PASAR GHOIB
Foto: Ilustrasi
kesibukan pasar ghoib di puncak Gunung Lawu, 3265 m dpl, perbatasan Jawa Tengah
dengan Jawa Timur, Indonesia. (……Sesaat tadi, sebelum sergapan kabut tebal,
mereka masih tersaruk-saruk di jalan terjal yang berbatu kerikil tajam, lalu
mereka tiba-tiba sudah berjalan beriringan melintasi kesibukan sebuah pasar,
pasar tradisional yang sangat ramai, anehnya walau suasana seperti siang, namun
udara masih tetap dingin, dingin basa, batas semu dan samar antara sejuk dan
dingin, agak menggigil namun udara sangat nyaman, dan di tengah suasana itu
mereka berjalan terbengong-bengong melintasi keriuhan sebuah pasar yang sangat
ramai!).
PASAR GHOIB
(……dikisahkan, pemuda-pemuda warga PSCP
Cabang Kutai Barat Wilayah Kaltim, yang diwakili Warga Ranting Barong Tongkok,
Sub Ranting Kampung Rejobasuki-Kubar-Kaltim, angkatan tahun 2012, 2016 dan
2018, diajak mas Agus Melak melaksanakan Ekspedisi ke Hargo Dumilah, puncak
tertinggi Gunung Lawu, setelah mereka menabung lima tahun lamanya untuk bekal
perjalanan yang mereka sebut sebagai “EKSPEDISI TANAH LELUHUR” , sebuah
petualangan kasunyatan yang diprakarsai Mas Agus Melak, seorang Warga PSCP asal Panekan yang merantau di bumi Kubar
semenjak sepuluh tahun silam sampai kisah ini dituliskan tim Buletin PSCP Zona
Kubar-Kabarnya Pendekar Milenial Edisi bulan November 2019, sebuah ekspedisi
yang bertujuan agar adik-adik seperguruan sang perantau itu bisa menjalani
sebuah laku spiritual, proses menjadi manusia sejati yang mengemban amanat
Panca Setia, dalam perjalanan ke Puncak Lawu inilah mereka menemukan hal-hal
yang sangat berkesan, bahkan tak kurang hal yang berbau mistis yang sukar di
nalar logika pikir kaum muda Milenial.
Pada bagian 4 kisah PASAR GHOIB ini menceritakan sesaat setelah sowan
sang Dwija Wasana, rombongan kecil itu mengikuti prosesi Pelantikan di
Padepokan Pusat sebagai Warga Madya Muda bersama ribuan pendekar Purwa dan
ratusan Warga Madya dari seluruh perwakilan wilayah se-Nusantara.

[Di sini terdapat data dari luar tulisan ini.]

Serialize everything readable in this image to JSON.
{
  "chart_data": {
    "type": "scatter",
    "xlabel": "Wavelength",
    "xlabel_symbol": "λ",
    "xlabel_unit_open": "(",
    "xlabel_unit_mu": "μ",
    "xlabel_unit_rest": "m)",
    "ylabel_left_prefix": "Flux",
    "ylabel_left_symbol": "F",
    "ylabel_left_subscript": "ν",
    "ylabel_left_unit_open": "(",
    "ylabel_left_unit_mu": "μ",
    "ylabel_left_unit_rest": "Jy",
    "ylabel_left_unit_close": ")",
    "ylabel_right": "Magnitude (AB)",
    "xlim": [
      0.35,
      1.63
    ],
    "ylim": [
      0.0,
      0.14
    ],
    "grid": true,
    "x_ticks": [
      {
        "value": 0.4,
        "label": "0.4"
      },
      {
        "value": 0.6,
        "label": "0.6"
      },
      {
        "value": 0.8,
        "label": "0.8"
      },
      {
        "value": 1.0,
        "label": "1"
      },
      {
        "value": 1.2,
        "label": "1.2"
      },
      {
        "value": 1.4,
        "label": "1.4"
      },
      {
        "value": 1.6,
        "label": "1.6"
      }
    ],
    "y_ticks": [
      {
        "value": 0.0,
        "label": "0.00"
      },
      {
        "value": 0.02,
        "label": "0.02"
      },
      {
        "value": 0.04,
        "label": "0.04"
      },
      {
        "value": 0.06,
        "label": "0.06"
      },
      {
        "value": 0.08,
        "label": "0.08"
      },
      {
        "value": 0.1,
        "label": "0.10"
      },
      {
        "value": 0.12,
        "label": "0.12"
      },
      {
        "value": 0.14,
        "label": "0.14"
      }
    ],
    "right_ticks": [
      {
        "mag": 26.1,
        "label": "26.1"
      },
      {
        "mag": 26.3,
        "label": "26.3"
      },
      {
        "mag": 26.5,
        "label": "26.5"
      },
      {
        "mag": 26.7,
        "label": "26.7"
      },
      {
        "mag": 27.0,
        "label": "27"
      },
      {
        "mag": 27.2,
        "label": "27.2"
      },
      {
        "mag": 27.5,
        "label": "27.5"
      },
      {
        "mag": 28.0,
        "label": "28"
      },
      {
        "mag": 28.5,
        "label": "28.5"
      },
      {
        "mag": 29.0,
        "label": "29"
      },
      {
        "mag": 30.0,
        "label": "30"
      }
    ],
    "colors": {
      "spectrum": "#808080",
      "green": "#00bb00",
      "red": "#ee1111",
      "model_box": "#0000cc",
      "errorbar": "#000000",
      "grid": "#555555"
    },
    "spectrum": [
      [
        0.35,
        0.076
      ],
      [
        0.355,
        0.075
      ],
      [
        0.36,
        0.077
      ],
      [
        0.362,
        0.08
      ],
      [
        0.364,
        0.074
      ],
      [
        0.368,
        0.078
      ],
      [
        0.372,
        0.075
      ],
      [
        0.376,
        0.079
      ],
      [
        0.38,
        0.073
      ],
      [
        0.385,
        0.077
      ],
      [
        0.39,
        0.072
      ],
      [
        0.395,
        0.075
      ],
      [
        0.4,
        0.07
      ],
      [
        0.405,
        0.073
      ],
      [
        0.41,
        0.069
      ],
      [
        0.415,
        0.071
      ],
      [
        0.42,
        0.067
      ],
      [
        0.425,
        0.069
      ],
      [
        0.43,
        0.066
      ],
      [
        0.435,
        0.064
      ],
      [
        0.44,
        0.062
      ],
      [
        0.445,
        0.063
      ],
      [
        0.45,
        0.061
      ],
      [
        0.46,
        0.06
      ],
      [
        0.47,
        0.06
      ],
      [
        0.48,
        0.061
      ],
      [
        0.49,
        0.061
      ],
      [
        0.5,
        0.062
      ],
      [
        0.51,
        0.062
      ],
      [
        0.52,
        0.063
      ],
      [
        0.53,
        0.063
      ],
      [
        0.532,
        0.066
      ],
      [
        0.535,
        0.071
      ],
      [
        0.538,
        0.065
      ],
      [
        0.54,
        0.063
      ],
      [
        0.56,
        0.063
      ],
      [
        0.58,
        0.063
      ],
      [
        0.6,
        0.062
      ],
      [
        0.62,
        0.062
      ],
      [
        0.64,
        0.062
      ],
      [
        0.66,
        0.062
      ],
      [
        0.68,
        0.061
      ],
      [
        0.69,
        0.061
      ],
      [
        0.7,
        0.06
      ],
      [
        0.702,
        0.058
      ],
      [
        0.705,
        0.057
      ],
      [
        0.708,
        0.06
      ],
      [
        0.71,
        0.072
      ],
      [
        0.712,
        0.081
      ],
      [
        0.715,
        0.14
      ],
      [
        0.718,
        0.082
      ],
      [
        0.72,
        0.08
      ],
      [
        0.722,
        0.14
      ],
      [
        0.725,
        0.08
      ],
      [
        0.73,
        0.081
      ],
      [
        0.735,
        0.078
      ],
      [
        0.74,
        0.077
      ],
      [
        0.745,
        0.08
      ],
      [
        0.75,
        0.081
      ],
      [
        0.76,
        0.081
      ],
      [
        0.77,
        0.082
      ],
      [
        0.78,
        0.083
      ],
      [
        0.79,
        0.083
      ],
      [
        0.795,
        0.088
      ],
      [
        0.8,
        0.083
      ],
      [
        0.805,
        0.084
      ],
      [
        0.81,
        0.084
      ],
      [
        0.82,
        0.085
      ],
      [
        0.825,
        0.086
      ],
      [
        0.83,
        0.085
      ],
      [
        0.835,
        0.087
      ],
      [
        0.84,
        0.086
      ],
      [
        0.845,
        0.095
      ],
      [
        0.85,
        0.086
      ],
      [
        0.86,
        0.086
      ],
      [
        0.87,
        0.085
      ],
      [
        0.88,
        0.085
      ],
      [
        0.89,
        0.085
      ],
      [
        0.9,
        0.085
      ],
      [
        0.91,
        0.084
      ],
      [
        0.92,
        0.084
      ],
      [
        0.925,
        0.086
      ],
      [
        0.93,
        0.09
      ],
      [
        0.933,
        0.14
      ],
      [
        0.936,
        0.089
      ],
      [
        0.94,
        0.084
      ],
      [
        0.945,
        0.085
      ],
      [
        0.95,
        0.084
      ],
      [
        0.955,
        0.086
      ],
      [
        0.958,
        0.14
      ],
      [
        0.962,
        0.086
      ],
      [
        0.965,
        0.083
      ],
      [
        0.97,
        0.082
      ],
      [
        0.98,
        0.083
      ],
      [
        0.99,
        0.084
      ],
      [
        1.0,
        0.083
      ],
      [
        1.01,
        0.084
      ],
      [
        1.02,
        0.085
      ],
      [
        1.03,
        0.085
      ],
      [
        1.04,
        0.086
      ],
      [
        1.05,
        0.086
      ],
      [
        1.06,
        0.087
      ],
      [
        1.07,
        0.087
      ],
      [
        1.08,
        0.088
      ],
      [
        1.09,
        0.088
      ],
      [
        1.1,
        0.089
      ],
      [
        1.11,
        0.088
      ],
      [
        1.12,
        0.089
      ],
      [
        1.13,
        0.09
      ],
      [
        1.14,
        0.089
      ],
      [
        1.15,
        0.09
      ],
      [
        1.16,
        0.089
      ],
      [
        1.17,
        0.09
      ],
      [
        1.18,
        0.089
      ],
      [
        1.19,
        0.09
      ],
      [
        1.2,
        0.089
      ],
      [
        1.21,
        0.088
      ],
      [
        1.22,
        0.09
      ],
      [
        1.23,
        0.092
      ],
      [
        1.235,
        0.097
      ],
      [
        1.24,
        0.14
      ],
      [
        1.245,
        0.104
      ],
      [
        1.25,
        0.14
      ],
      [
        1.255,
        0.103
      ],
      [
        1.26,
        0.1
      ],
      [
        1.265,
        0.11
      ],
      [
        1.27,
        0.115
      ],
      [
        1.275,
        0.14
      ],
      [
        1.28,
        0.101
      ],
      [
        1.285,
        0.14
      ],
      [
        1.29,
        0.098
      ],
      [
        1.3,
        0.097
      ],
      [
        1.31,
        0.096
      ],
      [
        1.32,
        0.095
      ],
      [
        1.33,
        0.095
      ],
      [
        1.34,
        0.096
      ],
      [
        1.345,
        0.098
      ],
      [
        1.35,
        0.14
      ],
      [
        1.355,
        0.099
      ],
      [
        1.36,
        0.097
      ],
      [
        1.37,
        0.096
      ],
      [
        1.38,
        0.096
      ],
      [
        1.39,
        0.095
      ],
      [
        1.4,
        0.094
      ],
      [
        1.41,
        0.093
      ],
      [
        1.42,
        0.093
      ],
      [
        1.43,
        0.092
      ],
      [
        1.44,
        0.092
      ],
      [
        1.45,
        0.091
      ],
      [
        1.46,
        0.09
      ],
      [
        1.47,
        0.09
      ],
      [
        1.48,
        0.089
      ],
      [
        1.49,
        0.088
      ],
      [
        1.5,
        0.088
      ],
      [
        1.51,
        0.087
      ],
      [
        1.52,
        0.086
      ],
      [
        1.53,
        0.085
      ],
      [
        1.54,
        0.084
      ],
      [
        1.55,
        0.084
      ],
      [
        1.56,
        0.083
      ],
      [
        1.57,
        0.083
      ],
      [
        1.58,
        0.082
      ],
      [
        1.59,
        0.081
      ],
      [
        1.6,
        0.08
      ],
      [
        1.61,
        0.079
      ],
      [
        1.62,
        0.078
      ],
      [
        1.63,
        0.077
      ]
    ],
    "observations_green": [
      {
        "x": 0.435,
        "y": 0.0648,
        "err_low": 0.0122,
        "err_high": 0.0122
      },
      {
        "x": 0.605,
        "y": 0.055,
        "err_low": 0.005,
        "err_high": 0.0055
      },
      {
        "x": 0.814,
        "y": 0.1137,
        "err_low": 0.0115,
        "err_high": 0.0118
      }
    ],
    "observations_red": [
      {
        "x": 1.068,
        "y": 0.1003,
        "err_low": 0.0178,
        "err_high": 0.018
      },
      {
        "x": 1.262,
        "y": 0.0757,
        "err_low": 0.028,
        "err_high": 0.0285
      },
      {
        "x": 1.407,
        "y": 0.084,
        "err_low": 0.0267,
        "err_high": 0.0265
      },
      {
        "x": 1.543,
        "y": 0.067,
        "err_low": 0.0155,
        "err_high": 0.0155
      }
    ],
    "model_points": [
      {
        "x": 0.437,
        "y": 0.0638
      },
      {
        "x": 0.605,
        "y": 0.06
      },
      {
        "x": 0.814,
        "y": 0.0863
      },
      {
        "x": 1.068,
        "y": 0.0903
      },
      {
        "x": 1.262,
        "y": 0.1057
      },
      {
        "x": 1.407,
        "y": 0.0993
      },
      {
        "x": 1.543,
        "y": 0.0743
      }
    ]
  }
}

Setelah mereka digembleng warga Madya PSCP Kubar-Kaltim selama Lima
tahun tanpa henti sah sudah menyandang Gelar Madya yang sangat berat ujian
kebatinanya, mereka mengisi hari – hari terakhir di tanah leluhur untuk muncak,
mendaki gunung, menjalani sebuah laku sejati, agar nama besar pendekar Gunung
Lawu yang mereka sandang bisa mereka kupas serta pahami bila kelak benar-benar
bisa menginjakkan kaki di tanah keramat leluhur Majapahit itu, Puncak Hargo
Dumilah.
Dan sejak baru pertama menginjakkan kaki di gerbang Cemoro Sewu, pintu
pendakian ke puncak, mereka sudah sangat percaya dan yakin akan siap dan siaga untuk mendarma bhaktikan segenap
ilmunya itu untuk Hamemayu Rahayuning Bebrayan Agung dalam jihad suci di
palagan perjuangan kehidupan, selamat membaca!
Kategori Fiksi Astral Kebatinan Nusantara, Tokoh Utama: Imam, Trio, Aspi, Hasan,
Rahul, Sarno, Danar dan Aldi).
…….Trio masih nyemil bungkusan daun
pisang yang berisi gemblong ketan hitam legit, rupa macam makanan aneka jajan
pasar pemberian Nyi Jalak setelah tak sengaja ia memberikan serimpang Kunyit
bekal membuat ramuan minuman obat penghangat badan saat mendaki puncak Wukir
Mahendra, Gunung Terbesar di Bumi Jawadwipa, Puncak gunung Lawu, rimpang kunyit
yang di terima perempuan sepuh itu dengan mata berbinar.
“biyuh-biyuh, waduuuh, sembah
nuwun sanget anakmas, mendah senenge yo genduk Wirastri oleh dolanan apik
banget iki hihihihiii..”, sambil mendekap rimpang Kunyit itu di dadanya sambil
wajah sepuh itu kelihatan jelas memejamkan mata namun sangat cerah berbinar!.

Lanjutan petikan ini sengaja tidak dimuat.